见无人打退堂鼓,小白脸对着昆仑大师兄点了点头,分别站在金黄色漩涡两边,给弟子们让开了道。
所有弟子都站在原地,带队老师也没有出声催促,没多久一名年纪较大的青年,第一个跨步走进去。有人牵头,众人纷纷有序的走进漩涡。
我对着豆豆兄妹两,还有几个聚在一起的弟子,拱了拱手说道:“保重,自己小心。”
就往漩涡口走去,来到小白脸身前,看了一眼对方,直接跨步走了进去。本想着,就要走了起码再给点东西,或者嘱咐两句也是好的。可惜,就认真的给我点了点头,这个小白脸装什么高深,要是老子也步入金丹出来,看你还能装啥。
我整个人融入了漩涡,在融入的那一刻,犹如光着身子进入平静的水塘一样,脸上,身上痒痒的,柔柔的。然后,就是眼前一黑,一股吸力把我整个人,向着前方牵引而去。
我也不知道过了多久,耳朵传来轰隆隆的雷鸣声,同时一股热浪扑面而来。等我看清四周的环境,我正站在一堵墙旁边,这堵墙貌似是木质的,而脚下并非泥土岩石,也是木质的。此时的天空,阴暗无比,时不时有雷霆闪现。
我见前方似乎是一处悬崖,于是我走上前。
当我看清时,整个人呆滞在那,勉强回头看去,更是让我震撼不已。我到底是来到了一处什么鬼地方,地狱也不过如此吧。
当我站在所谓的悬崖边时,我瞬间头晕目眩,我看到了什么,此刻我们应该是在万米高空。脚下一朵朵雷云漂浮,我掏出望远镜,这可是在辅助赛上专用的,透过雷云我看到的是,地面一片火红色,仔细看去则是无尽的火海,所谓的群山连绵,则是,时不时在喷发的火山。偶尔看到一片空地,则是焦黑一片
而当我回头、抬头看去时,所见到的更是不可思议的景象,这是一棵巨大无比的树,脚下则是这棵巨树延伸出来的一根枝丫。这根枝丫之粗大你根本无法想象,就好比一个小型足球场那样宽,只是被烧掉了大部分,只留下一节。也就是这一节,让我误以为是悬崖上的一个大平台。
抬头看去,这棵树像是冲破了苍穹,树顶没入云层,雷电不断的劈在主干和靠近云层的枝干上,激起耀眼的火花。

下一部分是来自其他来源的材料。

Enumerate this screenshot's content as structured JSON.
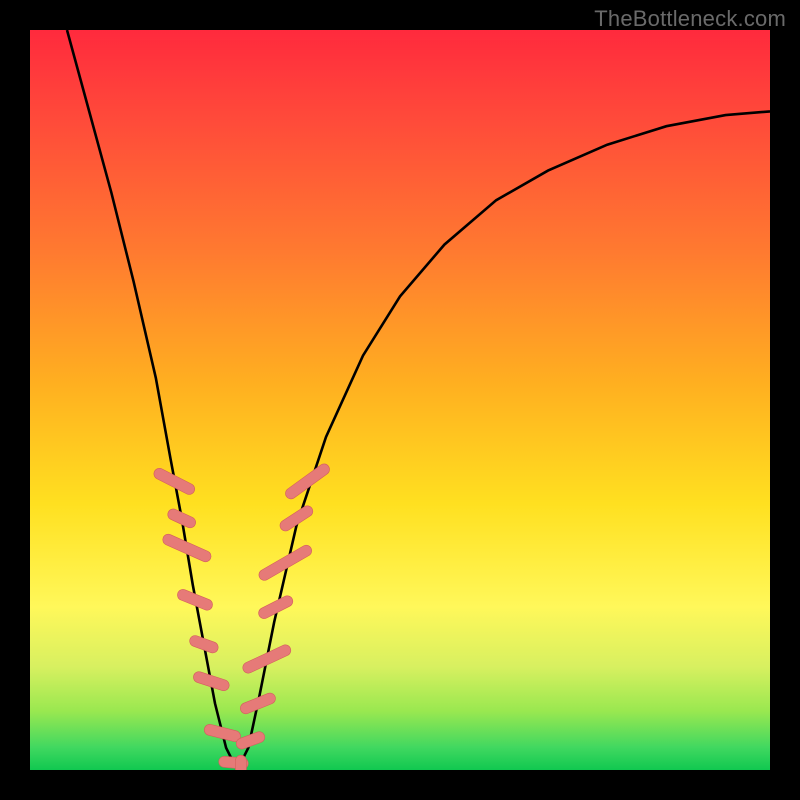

因为太远,无法看清具体情况。
我又朝着下面看了一会,我应该是在这个巨树的中间位置。
“该死,我这是有多倒霉,到了这鬼地方,这里应该不是中央域和海域,八成是四域中的一域。祖外公给我的信息还是太少了。”我内心嘀咕道。
我探出神识,朝着四周走了一圈,并未发现有生命的迹象,于是召唤出九黎壶,把小五放了出来。
“哥,我们到了吗?好热,这里怎么这么热。”小五一出来就与我一样,感受到热气一浪接着一浪。

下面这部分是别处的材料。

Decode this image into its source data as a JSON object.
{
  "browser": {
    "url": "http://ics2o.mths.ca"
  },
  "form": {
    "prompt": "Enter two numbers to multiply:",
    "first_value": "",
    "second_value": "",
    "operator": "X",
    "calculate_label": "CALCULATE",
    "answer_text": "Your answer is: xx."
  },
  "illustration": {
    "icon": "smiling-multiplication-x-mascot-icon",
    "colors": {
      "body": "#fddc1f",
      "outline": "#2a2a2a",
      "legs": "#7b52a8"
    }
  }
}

“我们到秘境里了,只是不知道被传送到哪了。这鬼地方,我看一个活物都没。”我无奈道。
“好浓的木属性气息。”小五抽动着小鼻子说道。
“木属性能不浓吗,你抬头看看,我们可是在一棵泰坦巨树上。”
“不是,哥你没理解我的意思,这里方圆千万里,除了火焰还是火焰,按照正常情况来说,这方地域应该充斥了爆裂的火元素。这颗树看样子已经死去,很多地方都被烧毁。然而,充满生命力的木元素,却占据了主导。”
通过小五的提点,我运转心法,果然发现这里的灵气内,大部分都是木属性,甚于的就是火属性,雷属性次之,至于其他的属性基本可以忽略不计。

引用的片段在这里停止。